Â
Teks There Will be Blood and Lord of the Flies yang disajikan dalam kutipan Nietzsche, 'Manusia adalah hewan yang paling kejam.' Ada  bukti nyata mengenai kekejaman yang dilakukan manusia untuk menyakiti orang lain demi mencari kepuasan diri sendiri. Hal ini  ditunjukkan oleh tindakan pasukan yang bertugas secara internasional dan perilaku para penjaga di Eksperimen Penjara Stanford. Penganiayaan, penyiksaan bahkan pembunuhan adalah perbuatan jahat yang merupakan ciri-ciri manusia.

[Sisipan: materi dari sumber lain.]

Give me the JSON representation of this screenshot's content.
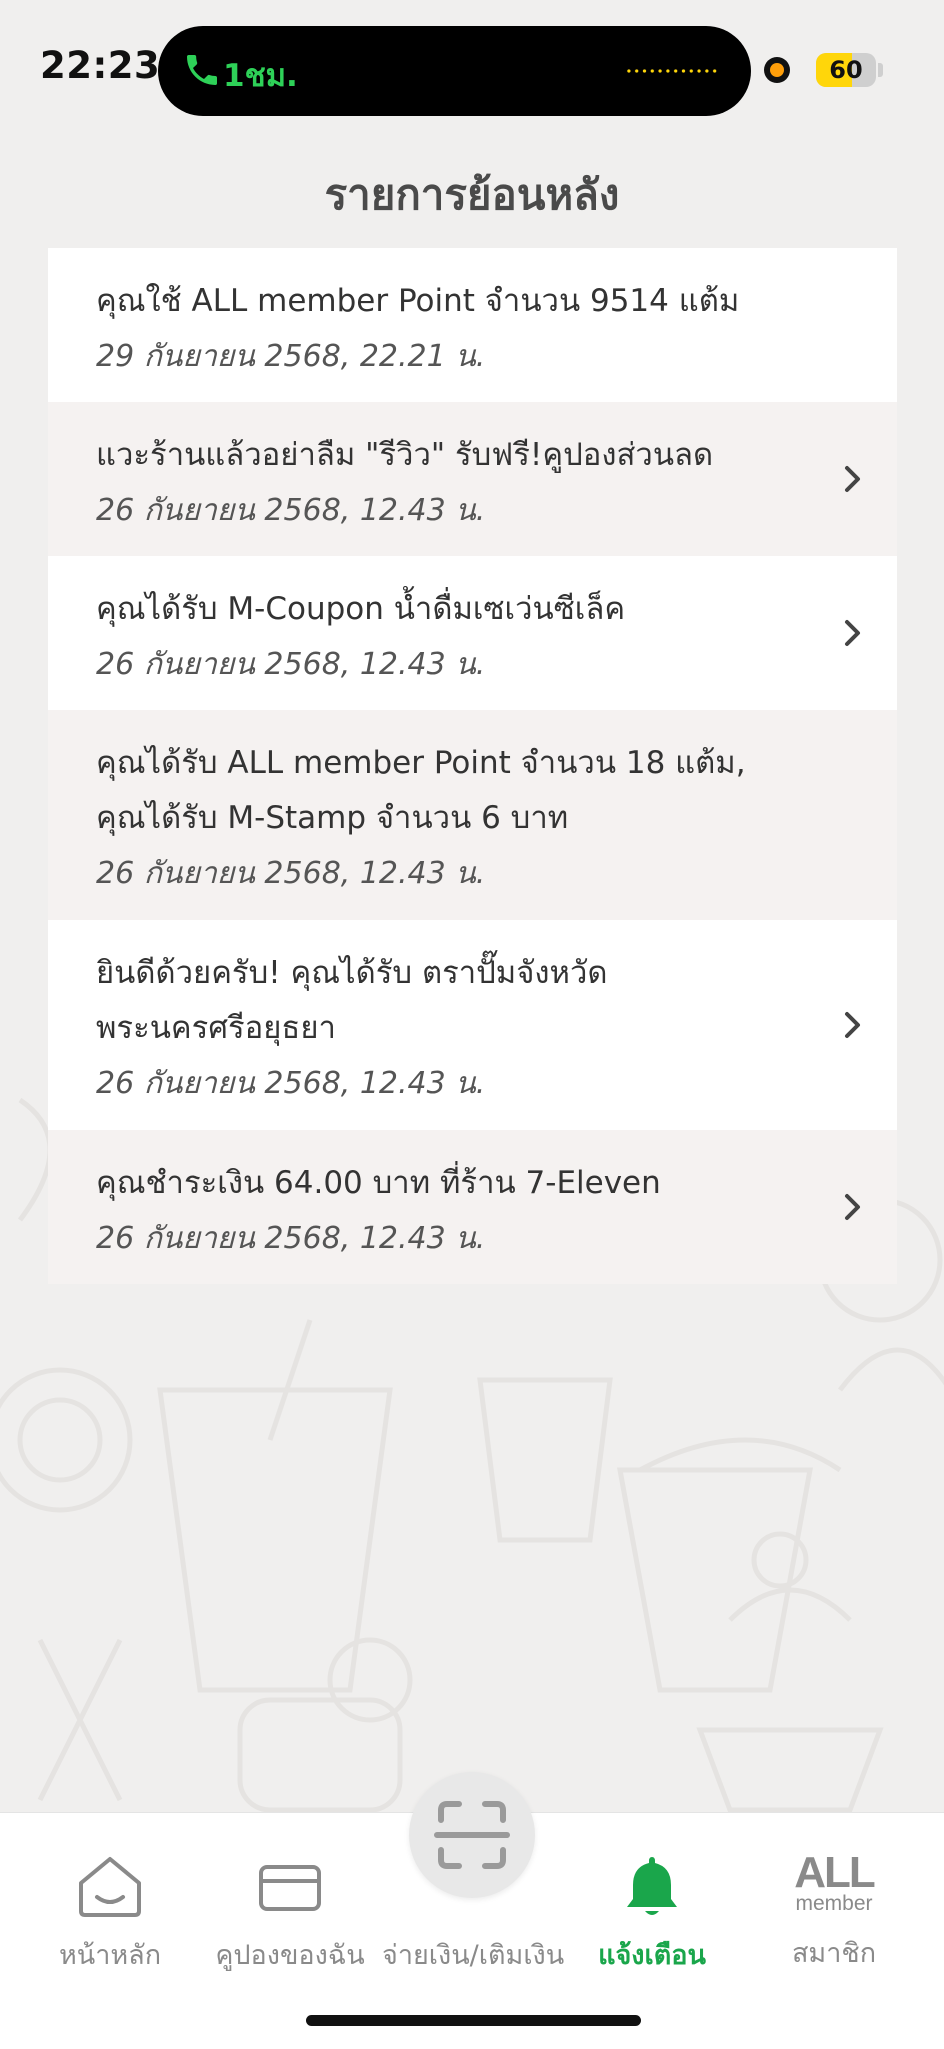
{
  "status_bar": {
    "time": "22:23",
    "call_duration": "1ชม.",
    "battery_percent": 60,
    "battery_label": "60",
    "call_color": "#2ed158",
    "battery_color": "#ffd60a"
  },
  "header": {
    "title": "รายการย้อนหลัง"
  },
  "notifications": [
    {
      "title": "คุณใช้ ALL member Point จำนวน 9514 แต้ม",
      "date": "29 กันยายน 2568, 22.21 น.",
      "has_chevron": false
    },
    {
      "title": "แวะร้านแล้วอย่าลืม \"รีวิว\" รับฟรี!คูปองส่วนลด",
      "date": "26 กันยายน 2568, 12.43 น.",
      "has_chevron": true
    },
    {
      "title": "คุณได้รับ M-Coupon น้ำดื่มเซเว่นซีเล็ค",
      "date": "26 กันยายน 2568, 12.43 น.",
      "has_chevron": true
    },
    {
      "title": "คุณได้รับ ALL member Point จำนวน 18 แต้ม, คุณได้รับ M-Stamp จำนวน 6 บาท",
      "date": "26 กันยายน 2568, 12.43 น.",
      "has_chevron": false
    },
    {
      "title": "ยินดีด้วยครับ! คุณได้รับ ตราปั๊มจังหวัดพระนครศรีอยุธยา",
      "date": "26 กันยายน 2568, 12.43 น.",
      "has_chevron": true
    },
    {
      "title": "คุณชำระเงิน 64.00 บาท ที่ร้าน 7-Eleven",
      "date": "26 กันยายน 2568, 12.43 น.",
      "has_chevron": true
    }
  ],
  "nav": {
    "home": {
      "label": "หน้าหลัก",
      "icon": "home-icon"
    },
    "coupons": {
      "label": "คูปองของฉัน",
      "icon": "card-icon"
    },
    "pay": {
      "label": "จ่ายเงิน/เติมเงิน",
      "icon": "scan-icon"
    },
    "alerts": {
      "label": "แจ้งเตือน",
      "icon": "bell-icon",
      "active": true
    },
    "member": {
      "label": "สมาชิก",
      "logo_top": "ALL",
      "logo_bottom": "member"
    },
    "active_color": "#1aa64b",
    "inactive_color": "#8a8a8a"
  }
}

Namun, kita bisa menemukan jalan keluarnya. Kemanusiaan dapat memetik pelajaran dari teks-teks seperti There Will be Blood dan Lord of the Flies melalui perenungan mendalam terhadap sifat-sifat kejam yang menyebabkan penderitaan manusia. Akibatnya, kita dapat mengembangkan keyakinan  ada potensi kebaikan, cinta, pengampunan dan rahmat. Dalam kejujuran dan kejujuran, kita bisa belajar mencintai dan memaafkan serta melangkah menuju kebahagiaan dan masa depan yang lebih baik.
Secara historis, kekejaman dipandang sebagai salah satu emosi manusia yang paling bertentangan dengan kepentingan dan kehidupan bermasyarakat. Padahal, sikap cuek atau sombong terhadap penderitaan orang lain selalu tampak sebagai watak tercela dari jiwa manusia.
Aristotle mengutuk perasaan senang yang dirasakan dalam penderitaan orang lain, menganggapnya sebagai cacat atau perasaan ekstrem, bertentangan dengan perilaku berbudi luhur. Kepada manusia yang dikuasai oleh perasaan seperti itu, Aristoteles mengatakan kepada kita, "tidak mungkin ada yang benar... tapi yang ada selalu salah."
Arthur Schopenhauer menganggap  kekejaman adalah salah satu dari tiga motivasi penting tindakan manusia, yang merupakan ekspresi praktis dari sadisme atau kejahatan. Oleh karena itu, Schopenhauer menunjukkan, bagi individu yang kejam "penderitaan dan kesakitan orang lain adalah tujuan mereka sendiri dan pencapaian mereka adalah kesenangan. Itulah sebabnya hal-hal tersebut merupakan kekuatan penyimpangan moral yang tinggi."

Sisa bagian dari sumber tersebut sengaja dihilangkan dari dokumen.